51. The system of claim 49, wherein,

the API request includes: (i) an indication in the retrieved data that the value for the particular attribute is verified as accurate or inaccurate at a particular time, and (ii) instructions for completing the training task.

52. The system of claim 45, wherein the data ingestion process is configured to:

monitoring the data source to determine whether data relating to the person has been updated, and

when the person's data has been updated, another request to complete the training task is placed on the queue.

53. A computer-implemented method for scheduling data ingestion and machine learning, comprising:

(a) placing a request to complete a job on a queue, the request including instructions to complete at least one of a data ingestion task, a training task, and a solution task;

(b) monitoring the queue to determine whether the queue includes the request and what the next task on the queue is,

(c) retrieving data related to a person from a data source to store the retrieved data in a database when the queue includes the request to complete the data ingestion task;

(d) when the queue includes a request to complete the training task, training a model using the retrieved data in the database and an indication in the retrieved data that the value for the particular attribute is verified to be accurate or inaccurate, such that the model can predict whether the value of another person for the particular attribute is accurate; and

(e) applying the model to predict whether the value of the other person is accurate when the queue includes requests to complete the solution task.

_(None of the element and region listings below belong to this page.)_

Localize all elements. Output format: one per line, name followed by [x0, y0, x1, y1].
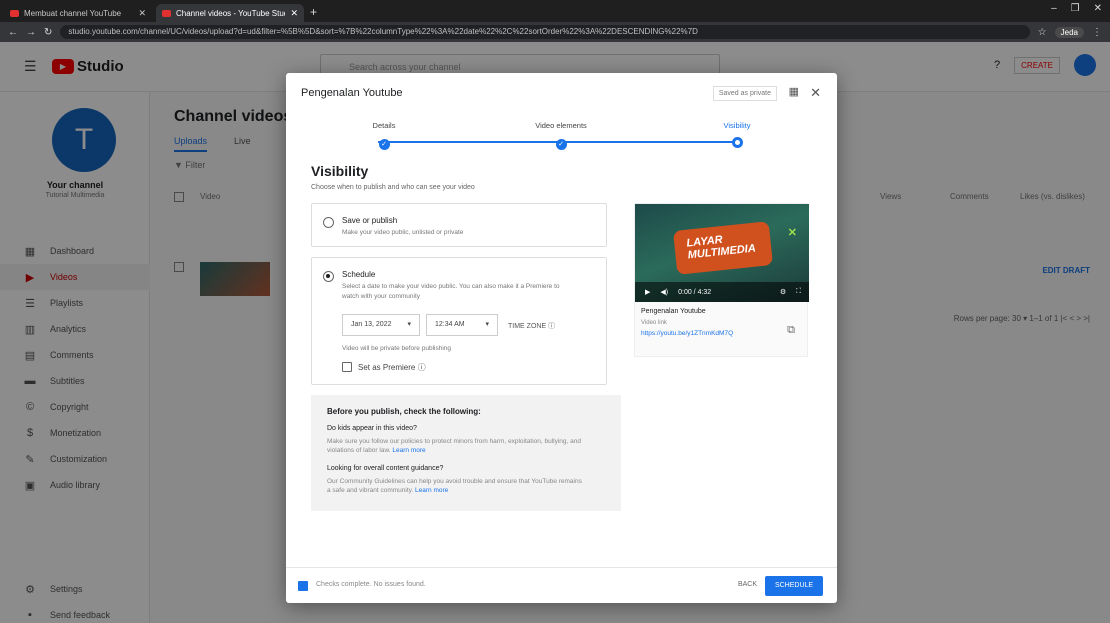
publish-checklist: Before you publish, check the following:… — [311, 395, 621, 511]
dialog-footer: Checks complete. No issues found. BACK S… — [286, 567, 837, 603]
tab-label: Membuat channel YouTube — [24, 8, 122, 18]
video-preview-card: LAYAR MULTIMEDIA ✕ ▶ ◀) 0:00 / 4:32 ⚙ ⛶ P… — [634, 203, 809, 357]
save-or-publish-option[interactable]: Save or publish Make your video public, … — [311, 203, 607, 247]
video-player[interactable]: LAYAR MULTIMEDIA ✕ ▶ ◀) 0:00 / 4:32 ⚙ ⛶ — [635, 204, 809, 302]
back-icon[interactable]: ← — [8, 27, 18, 38]
browser-tab[interactable]: Membuat channel YouTube ✕ — [4, 4, 152, 22]
upload-stepper: Details ✓ Video elements ✓ Visibility — [286, 119, 837, 159]
minimize-icon[interactable]: – — [1051, 3, 1057, 14]
step-video-elements[interactable]: Video elements ✓ — [501, 121, 621, 150]
feedback-icon[interactable]: ▦ — [789, 85, 799, 98]
profile-button[interactable]: Jeda — [1054, 26, 1084, 38]
save-or-publish-radio[interactable] — [323, 217, 334, 228]
option-description: Select a date to make your video public.… — [342, 283, 560, 300]
url-field[interactable]: studio.youtube.com/channel/UC/videos/upl… — [60, 25, 1030, 39]
timezone-text: TIME ZONE — [508, 323, 547, 330]
extension-icon[interactable]: ☆ — [1038, 27, 1047, 38]
timezone-label: TIME ZONE ⓘ — [508, 321, 555, 331]
youtube-favicon-icon — [10, 9, 19, 17]
time-display: 0:00 / 4:32 — [678, 288, 712, 296]
option-title: Schedule — [342, 270, 376, 279]
learn-more-link[interactable]: Learn more — [392, 447, 425, 454]
step-label: Details — [372, 121, 396, 130]
upload-status: Checks complete. No issues found. — [316, 581, 426, 588]
maximize-icon[interactable]: ❐ — [1071, 3, 1080, 14]
step-label: Video elements — [535, 121, 587, 130]
dropdown-arrow-icon: ▾ — [485, 321, 489, 328]
video-link-label: Video link — [641, 320, 667, 326]
upload-dialog: Pengenalan Youtube Saved as private ▦ ✕ … — [286, 73, 837, 603]
copy-icon[interactable]: ⧉ — [787, 324, 795, 337]
schedule-option[interactable]: Schedule Select a date to make your vide… — [311, 257, 607, 385]
schedule-radio[interactable] — [323, 271, 334, 282]
reload-icon[interactable]: ↻ — [44, 27, 52, 38]
schedule-note: Video will be private before publishing — [342, 345, 452, 352]
checks-complete-icon — [298, 581, 308, 591]
checklist-question: Do kids appear in this video? — [327, 425, 417, 432]
sparkle-icon: ✕ — [787, 227, 797, 239]
checkmark-icon: ✓ — [555, 139, 567, 150]
learn-more-link[interactable]: Learn more — [415, 487, 448, 494]
volume-icon[interactable]: ◀) — [660, 288, 668, 296]
option-title: Save or publish — [342, 216, 398, 225]
player-controls: ▶ ◀) 0:00 / 4:32 ⚙ ⛶ — [635, 282, 809, 302]
browser-tab-active[interactable]: Channel videos - YouTube Studio ✕ — [156, 4, 304, 22]
forward-icon[interactable]: → — [26, 27, 36, 38]
checklist-text: Our Community Guidelines can help you av… — [327, 477, 587, 495]
checklist-text: Make sure you follow our policies to pro… — [327, 437, 587, 455]
current-step-icon — [731, 137, 743, 148]
option-description: Make your video public, unlisted or priv… — [342, 229, 464, 236]
premiere-checkbox[interactable] — [342, 362, 352, 372]
close-icon[interactable]: ✕ — [290, 8, 298, 19]
settings-icon[interactable]: ⚙ — [780, 288, 786, 296]
browser-menu-icon[interactable]: ⋮ — [1092, 27, 1102, 38]
step-visibility[interactable]: Visibility — [677, 121, 797, 151]
section-subtitle: Choose when to publish and who can see y… — [311, 184, 475, 191]
time-select[interactable]: 12:34 AM ▾ — [426, 314, 498, 336]
dropdown-arrow-icon: ▾ — [407, 321, 411, 328]
tab-label: Channel videos - YouTube Studio — [176, 8, 286, 18]
window-controls: – ❐ ✕ — [1051, 3, 1102, 14]
premiere-text: Set as Premiere — [358, 363, 416, 372]
info-icon[interactable]: ⓘ — [418, 363, 426, 372]
checklist-heading: Before you publish, check the following: — [327, 407, 481, 416]
saved-status-badge: Saved as private — [712, 86, 777, 101]
date-value: Jan 13, 2022 — [351, 321, 392, 328]
fullscreen-icon[interactable]: ⛶ — [796, 288, 801, 296]
video-link[interactable]: https://youtu.be/y1ZTnmKdM7Q — [641, 330, 733, 337]
dialog-title: Pengenalan Youtube — [301, 87, 403, 99]
address-bar: ← → ↻ studio.youtube.com/channel/UC/vide… — [0, 22, 1110, 42]
play-icon[interactable]: ▶ — [645, 288, 650, 296]
close-dialog-icon[interactable]: ✕ — [810, 85, 821, 101]
date-select[interactable]: Jan 13, 2022 ▾ — [342, 314, 420, 336]
step-label: Visibility — [723, 121, 751, 130]
section-title: Visibility — [311, 163, 369, 179]
new-tab-icon[interactable]: + — [310, 4, 317, 22]
info-icon[interactable]: ⓘ — [548, 323, 555, 330]
checklist-body: Our Community Guidelines can help you av… — [327, 478, 582, 494]
time-value: 12:34 AM — [435, 321, 465, 328]
back-button[interactable]: BACK — [738, 581, 757, 588]
schedule-button[interactable]: SCHEDULE — [765, 576, 823, 596]
browser-tabbar: Membuat channel YouTube ✕ Channel videos… — [0, 0, 1110, 22]
close-window-icon[interactable]: ✕ — [1094, 3, 1102, 14]
checklist-question: Looking for overall content guidance? — [327, 465, 444, 472]
checkmark-icon: ✓ — [378, 139, 390, 150]
youtube-studio-favicon-icon — [162, 9, 171, 17]
premiere-label: Set as Premiere ⓘ — [358, 362, 426, 373]
preview-title: Pengenalan Youtube — [641, 308, 706, 315]
checklist-body: Make sure you follow our policies to pro… — [327, 438, 581, 454]
close-icon[interactable]: ✕ — [138, 8, 146, 19]
step-details[interactable]: Details ✓ — [324, 121, 444, 150]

54. The method of claim 53, wherein,

the monitoring (b) includes monitoring a plurality of queues, each queue dedicated to one of the data ingestion task, the training task, and the solution task.

55. The method of claim 53, wherein,

the placing (a) occurs at periodic intervals.

56. The method of claim 53, further comprising:

(f) monitoring the data source to determine if data relating to the person has been updated; and

(g) when the data of the person has been updated, storing the updated data in the database.

57. The method of claim 53, further comprising:

(f) receiving an API request;

(g) upon receipt of the API request, placing another request on the queue for completion of another job specified on the API request, the API request including instructions for completing at least one of:

58. The method of claim 57, further comprising:

(h) scheduling a task as specified in the API request when the queue includes the other request for completing the scheduled task.

59. The method of claim 57, wherein the API request comprises:

(i) an indication in the retrieved data that the value for the particular attribute is verified as accurate or inaccurate at a particular time, an

(ii) Instructions for completing the training task.

60. The method of claim 53, further comprising:

(f) monitoring the data source to determine whether data relating to the person has been updated, and

(g) when the person's data has been updated, another request to complete the training task is placed on the queue.